Days 8-14: Follicular Phase (Ovulation)
What you need to know!
This week you are likely finishing your bleed and hopefully feeling more energetic and optimistic as your oestrogen & Testosterone levels are still rising. Your hormones, particularly oestrogen is now reaching its peak in your cycle as you move towards ovulation around day 12-14.
Season: Spring
Oh the feeling that Spring is on its way………..If you want to bring in some new habit forming as your blead eases its a great time to use this natural ‘boost’ during your Spring to focus on bedding in some of the new habits you may want to put into your lifestyle.
This season can feel like a great season to start to move forward with things, start new habits, try to introduce a new food, build new routines, and enjoy the gloss of oestrogen. Yet being mindful to not overcommit, its good to ease yourself into Spring, remembering the 1% shift, just move however feels right for your body and time commitments.
How to Move
As far as your exercise is concerned this is the week to start to increase any weight load you are lifting and push yourself with more HIIT, harder based style workouts like the one below (but obviously being mindful you feel ready to push more).

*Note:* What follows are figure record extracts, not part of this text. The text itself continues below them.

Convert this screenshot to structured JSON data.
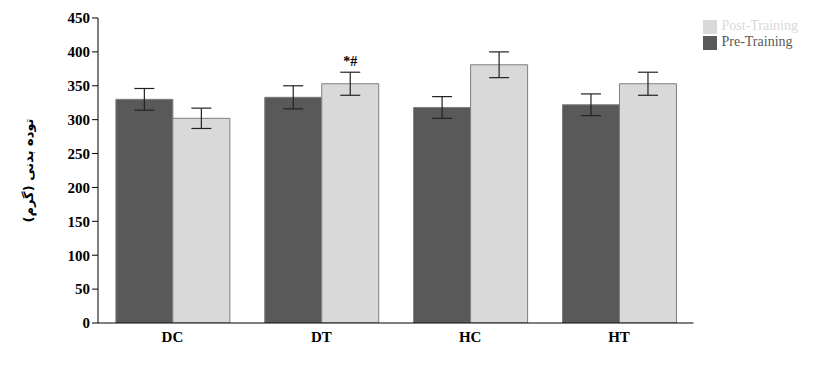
{
  "chart_data": {
    "type": "bar",
    "y_label": "توده بدنی (گرم)",
    "categories": [
      "DC",
      "DT",
      "HC",
      "HT"
    ],
    "series": [
      {
        "name": "Pre-Training",
        "color": "#595959",
        "values": [
          330,
          333,
          318,
          322
        ],
        "errors": [
          16,
          17,
          16,
          16
        ]
      },
      {
        "name": "Post-Training",
        "color": "#d9d9d9",
        "values": [
          302,
          353,
          381,
          353
        ],
        "errors": [
          15,
          17,
          19,
          17
        ]
      }
    ],
    "annotations": [
      {
        "text": "*#",
        "category": "DT",
        "series": "Post-Training"
      }
    ],
    "ylim": [
      0,
      450
    ],
    "yticks": [
      0,
      50,
      100,
      150,
      200,
      250,
      300,
      350,
      400,
      450
    ],
    "grid": false,
    "legend": "top-right"
  }
}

Physically & mentally at this point in your cycle you typically find harder sessions easier than if you were to do them the week before your period.
How to Nourish
Your metabolism is slower in these first stages of your cycle so you might not be as hungry and you don’t need as many carbohydrates as you did before your blead so bringing in fresh, light and vibrant foods at this point supports this stage when hormones are on the rise.
Priming your gut (and microbiome) with probiotic rich foods prior to ovulation can be really beneficial so early on in this stage you may want to add in kefir, kimchi & sauerkraut.
Also while oestrogen is lower early on in this phase (and in the previous phase) you may want to add in more phytoestrogens (plant based food that mimics natural oestrogen). Think colourful salads, broccoli, lettuce, avocado, stringbeans, carrots, olives and the foods above, serving with protein such as chicken, trout & eggs.
This can be helpful in perimenopuase if your oestrogen levels are low, but be mindful you may not need these foods as much when your oestrogen levels are higher later on in this phase and your cycle.
Other foods such as eggs, oats, flax seeds, pumpkin seeds, berries, grapefruit for breakfast can be a good option.
How to navigate Work & Relationships
When it comes to work this is a great time to get creative, comminate and have important conversations with team members, clients, your boss or partner. You are likely more articulate and can think clearer, feel more confident with higher levels of oestrogen.
Its a great time to do something new with a friend or family member and be sociable and playful. Its also the time you may feel more sexual so enjoy this feeling with your partner.